Breaking off at one point to tell hecklers "this is undemocratic behaviour and it does your case no good", Ms Short said: "We are planning to form the next government - bring hope, fairness and compassion to our country. . . we need candidates who understand this and will respect party democracy and help to carry through and explain difficult decisions."
Tony Benn, the MP for Chesterfield, said afterwards: "Liz Davies is the sacrificial lamb being offered to the mass- media to establish the idea that the Labour Party is different from what it has always been. It isn't. It is the same Labour Party.
"I would be happy to see Liz Davies the leader of the Labour Party," he added.
A veteran of the left, Mr Benn compared her proscription by the leadership with the expulsion of Nye Bevan and Stafford Cripps from the Labour Party.
"The trade-union delegations who voted against Liz Davies are the real embarrassment to new Labour ... If Liz had written for the Sun instead of Labour Briefing, she would have been honoured by a special visit from the leader to Australia."
Her supporters in Leeds North East could face disciplinary action if they defy the NEC's decision by refusing to accept another candidate to fight the seat.
Also, Ms Davies could become a cause celebre against Tony Blair's leadership by the left, which has been increasingly marginalised at the conference.
t A move to cancel Labour's policy of reserving half of all winnable seats for women was defeated yesterday.

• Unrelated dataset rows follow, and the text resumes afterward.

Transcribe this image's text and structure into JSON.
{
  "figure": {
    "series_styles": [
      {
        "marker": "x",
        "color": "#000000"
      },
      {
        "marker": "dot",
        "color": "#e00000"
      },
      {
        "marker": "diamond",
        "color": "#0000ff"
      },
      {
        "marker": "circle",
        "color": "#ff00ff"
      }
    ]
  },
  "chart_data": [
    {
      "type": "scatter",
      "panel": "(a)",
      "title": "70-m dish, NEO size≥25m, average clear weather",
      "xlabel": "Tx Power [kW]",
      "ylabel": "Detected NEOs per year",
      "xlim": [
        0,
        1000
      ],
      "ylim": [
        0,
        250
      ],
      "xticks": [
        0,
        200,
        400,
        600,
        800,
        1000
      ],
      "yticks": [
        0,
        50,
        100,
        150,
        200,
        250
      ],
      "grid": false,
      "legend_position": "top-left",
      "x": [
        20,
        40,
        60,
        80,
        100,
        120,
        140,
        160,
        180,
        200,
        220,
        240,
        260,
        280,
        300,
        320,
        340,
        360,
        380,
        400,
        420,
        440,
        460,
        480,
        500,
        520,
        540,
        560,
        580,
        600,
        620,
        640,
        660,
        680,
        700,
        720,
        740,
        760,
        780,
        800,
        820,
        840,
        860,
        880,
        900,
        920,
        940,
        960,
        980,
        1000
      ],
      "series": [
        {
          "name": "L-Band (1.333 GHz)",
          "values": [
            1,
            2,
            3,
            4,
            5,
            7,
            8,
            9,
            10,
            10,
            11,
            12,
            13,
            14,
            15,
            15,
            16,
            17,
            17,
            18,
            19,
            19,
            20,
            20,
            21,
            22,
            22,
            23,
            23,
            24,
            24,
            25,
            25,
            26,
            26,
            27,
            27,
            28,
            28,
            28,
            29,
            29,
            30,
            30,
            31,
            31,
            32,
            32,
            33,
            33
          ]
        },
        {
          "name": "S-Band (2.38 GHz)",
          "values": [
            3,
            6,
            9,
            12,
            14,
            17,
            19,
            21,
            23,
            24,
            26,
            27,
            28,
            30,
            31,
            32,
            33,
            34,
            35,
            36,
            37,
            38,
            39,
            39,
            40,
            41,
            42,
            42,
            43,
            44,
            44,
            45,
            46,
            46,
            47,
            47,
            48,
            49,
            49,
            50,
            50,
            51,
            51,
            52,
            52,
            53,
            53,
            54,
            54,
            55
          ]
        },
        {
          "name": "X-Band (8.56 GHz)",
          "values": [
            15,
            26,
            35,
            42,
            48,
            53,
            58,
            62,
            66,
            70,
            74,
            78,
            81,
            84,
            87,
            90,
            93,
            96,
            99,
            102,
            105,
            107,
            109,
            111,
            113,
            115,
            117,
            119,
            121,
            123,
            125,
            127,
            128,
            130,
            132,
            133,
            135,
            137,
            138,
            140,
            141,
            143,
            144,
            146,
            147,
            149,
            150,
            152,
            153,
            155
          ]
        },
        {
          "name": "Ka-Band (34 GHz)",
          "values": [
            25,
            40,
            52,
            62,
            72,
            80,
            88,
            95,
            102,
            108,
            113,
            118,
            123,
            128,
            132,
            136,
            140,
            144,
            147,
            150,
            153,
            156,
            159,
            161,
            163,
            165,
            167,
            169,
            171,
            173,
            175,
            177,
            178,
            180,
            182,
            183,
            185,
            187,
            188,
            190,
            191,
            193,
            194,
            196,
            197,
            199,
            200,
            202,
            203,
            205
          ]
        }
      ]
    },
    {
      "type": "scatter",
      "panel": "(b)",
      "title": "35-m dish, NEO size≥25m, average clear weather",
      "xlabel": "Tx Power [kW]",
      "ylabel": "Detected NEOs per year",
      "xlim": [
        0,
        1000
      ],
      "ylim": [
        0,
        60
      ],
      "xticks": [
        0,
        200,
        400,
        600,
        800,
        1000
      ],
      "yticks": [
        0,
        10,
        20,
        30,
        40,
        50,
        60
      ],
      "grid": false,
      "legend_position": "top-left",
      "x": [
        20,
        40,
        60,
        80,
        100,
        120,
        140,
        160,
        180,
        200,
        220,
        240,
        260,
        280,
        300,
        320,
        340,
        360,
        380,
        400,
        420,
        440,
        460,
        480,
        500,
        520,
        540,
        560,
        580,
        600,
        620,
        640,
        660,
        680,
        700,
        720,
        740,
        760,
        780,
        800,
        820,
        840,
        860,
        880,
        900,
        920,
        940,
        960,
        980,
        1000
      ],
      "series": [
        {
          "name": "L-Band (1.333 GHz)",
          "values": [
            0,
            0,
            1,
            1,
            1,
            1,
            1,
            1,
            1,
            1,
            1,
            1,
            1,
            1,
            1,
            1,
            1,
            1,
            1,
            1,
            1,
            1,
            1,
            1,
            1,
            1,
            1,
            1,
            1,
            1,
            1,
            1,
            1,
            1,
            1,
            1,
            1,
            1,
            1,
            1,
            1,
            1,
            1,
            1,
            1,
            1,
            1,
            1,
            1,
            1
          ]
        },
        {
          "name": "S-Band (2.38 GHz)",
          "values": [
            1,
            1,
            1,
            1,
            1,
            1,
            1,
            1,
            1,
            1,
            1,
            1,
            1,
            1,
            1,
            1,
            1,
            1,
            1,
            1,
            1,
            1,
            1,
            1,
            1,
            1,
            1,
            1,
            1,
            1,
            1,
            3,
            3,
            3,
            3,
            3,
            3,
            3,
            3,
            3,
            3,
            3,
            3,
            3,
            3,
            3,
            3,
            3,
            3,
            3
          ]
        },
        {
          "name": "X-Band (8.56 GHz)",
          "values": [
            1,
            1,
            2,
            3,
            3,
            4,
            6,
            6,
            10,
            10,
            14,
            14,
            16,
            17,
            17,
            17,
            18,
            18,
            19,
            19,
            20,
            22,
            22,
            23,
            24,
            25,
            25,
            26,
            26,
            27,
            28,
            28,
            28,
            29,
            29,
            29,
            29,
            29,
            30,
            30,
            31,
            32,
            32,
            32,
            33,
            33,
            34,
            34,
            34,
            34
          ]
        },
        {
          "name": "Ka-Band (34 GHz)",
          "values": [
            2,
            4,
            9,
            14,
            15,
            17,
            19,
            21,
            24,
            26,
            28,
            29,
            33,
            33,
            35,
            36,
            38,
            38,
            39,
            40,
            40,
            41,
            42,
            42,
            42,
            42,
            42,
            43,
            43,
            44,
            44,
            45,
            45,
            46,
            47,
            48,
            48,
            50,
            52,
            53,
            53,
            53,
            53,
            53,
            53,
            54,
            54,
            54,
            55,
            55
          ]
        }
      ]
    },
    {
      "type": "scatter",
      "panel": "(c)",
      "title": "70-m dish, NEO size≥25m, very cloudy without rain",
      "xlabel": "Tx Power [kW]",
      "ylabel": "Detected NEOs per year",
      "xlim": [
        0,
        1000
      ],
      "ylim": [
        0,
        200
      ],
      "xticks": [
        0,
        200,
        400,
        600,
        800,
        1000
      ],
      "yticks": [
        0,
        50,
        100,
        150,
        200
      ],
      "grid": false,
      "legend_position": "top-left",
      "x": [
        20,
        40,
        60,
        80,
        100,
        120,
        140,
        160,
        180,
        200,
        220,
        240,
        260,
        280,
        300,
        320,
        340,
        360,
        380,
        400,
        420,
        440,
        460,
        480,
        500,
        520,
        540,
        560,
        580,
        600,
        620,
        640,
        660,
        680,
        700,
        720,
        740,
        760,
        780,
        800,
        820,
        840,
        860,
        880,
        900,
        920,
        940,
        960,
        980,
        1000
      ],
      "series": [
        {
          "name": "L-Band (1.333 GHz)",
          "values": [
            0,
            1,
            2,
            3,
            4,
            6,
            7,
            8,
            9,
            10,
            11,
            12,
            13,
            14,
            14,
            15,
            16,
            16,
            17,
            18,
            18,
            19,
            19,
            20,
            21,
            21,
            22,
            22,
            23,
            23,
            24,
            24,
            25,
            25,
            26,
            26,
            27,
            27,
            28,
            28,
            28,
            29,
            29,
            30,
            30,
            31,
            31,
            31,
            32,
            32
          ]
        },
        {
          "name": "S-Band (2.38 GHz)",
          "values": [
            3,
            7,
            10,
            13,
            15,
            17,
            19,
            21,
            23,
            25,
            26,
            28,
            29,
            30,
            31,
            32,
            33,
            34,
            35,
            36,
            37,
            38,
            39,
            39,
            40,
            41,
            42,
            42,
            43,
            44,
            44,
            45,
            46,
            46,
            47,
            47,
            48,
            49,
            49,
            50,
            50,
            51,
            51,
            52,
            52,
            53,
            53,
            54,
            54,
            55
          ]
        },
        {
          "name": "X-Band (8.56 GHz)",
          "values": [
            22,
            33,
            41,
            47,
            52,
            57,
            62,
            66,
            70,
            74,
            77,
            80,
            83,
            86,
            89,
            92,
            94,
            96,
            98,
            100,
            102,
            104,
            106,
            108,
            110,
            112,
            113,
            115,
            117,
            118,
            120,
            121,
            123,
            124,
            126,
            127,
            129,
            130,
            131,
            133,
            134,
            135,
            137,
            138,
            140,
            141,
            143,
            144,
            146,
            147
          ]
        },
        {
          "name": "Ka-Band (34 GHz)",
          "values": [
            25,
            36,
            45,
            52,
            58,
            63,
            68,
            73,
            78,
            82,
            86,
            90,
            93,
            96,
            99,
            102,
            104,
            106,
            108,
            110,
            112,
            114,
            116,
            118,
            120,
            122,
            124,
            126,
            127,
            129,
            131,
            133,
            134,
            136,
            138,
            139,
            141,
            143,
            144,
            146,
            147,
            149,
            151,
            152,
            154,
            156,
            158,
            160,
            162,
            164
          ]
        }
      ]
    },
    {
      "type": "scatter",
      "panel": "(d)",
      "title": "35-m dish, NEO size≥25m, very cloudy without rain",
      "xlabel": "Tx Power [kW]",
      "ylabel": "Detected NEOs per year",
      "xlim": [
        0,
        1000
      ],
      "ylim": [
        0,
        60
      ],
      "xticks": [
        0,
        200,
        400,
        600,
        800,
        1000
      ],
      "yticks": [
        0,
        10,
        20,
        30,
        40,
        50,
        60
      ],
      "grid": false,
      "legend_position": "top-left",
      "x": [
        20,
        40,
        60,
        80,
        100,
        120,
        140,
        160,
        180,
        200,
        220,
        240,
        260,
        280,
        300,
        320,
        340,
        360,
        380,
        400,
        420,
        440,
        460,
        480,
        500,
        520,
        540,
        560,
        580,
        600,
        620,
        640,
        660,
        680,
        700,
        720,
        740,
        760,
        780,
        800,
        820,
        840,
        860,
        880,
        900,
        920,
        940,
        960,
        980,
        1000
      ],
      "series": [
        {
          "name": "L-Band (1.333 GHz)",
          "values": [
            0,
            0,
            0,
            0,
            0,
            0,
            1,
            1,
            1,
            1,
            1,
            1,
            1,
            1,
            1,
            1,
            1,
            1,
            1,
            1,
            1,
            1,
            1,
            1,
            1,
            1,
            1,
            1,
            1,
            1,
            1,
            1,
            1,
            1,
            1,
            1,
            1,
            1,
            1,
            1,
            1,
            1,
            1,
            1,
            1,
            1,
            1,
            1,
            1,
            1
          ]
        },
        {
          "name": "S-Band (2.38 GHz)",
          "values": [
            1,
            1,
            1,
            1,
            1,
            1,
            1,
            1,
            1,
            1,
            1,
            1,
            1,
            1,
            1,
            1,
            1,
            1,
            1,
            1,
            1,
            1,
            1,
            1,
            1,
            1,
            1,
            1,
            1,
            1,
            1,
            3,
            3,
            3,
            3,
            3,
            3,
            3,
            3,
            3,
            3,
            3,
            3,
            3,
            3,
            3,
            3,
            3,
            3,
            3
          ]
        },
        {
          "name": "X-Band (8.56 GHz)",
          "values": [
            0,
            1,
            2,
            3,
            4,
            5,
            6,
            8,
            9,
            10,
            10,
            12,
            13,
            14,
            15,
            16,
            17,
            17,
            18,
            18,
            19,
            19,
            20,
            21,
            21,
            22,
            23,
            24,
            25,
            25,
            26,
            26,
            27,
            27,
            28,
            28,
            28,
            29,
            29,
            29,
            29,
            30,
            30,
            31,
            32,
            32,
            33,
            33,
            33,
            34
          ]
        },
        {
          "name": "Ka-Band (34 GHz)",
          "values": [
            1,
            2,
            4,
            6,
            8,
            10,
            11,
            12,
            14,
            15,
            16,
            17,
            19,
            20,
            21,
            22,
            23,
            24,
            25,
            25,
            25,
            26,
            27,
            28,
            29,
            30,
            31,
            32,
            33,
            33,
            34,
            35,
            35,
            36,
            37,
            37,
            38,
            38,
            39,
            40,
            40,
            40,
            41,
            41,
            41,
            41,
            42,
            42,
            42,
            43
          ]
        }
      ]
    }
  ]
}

A motion from Slough Labour Party to end the policy, described by Tony Blair as "not ideal at all", was easily defeated on a show of hands.
William Howard, from Slough, complained the policy contained a principle "which is being abused and manipulated"- his party has had an all-women short-list imposed upon it by the party's NEC. But the conference supported Ms Short in insisting that the policy must continue at least until the next election, with several delegates arguing that it should continue until 50 per cent of Labour MPs are women.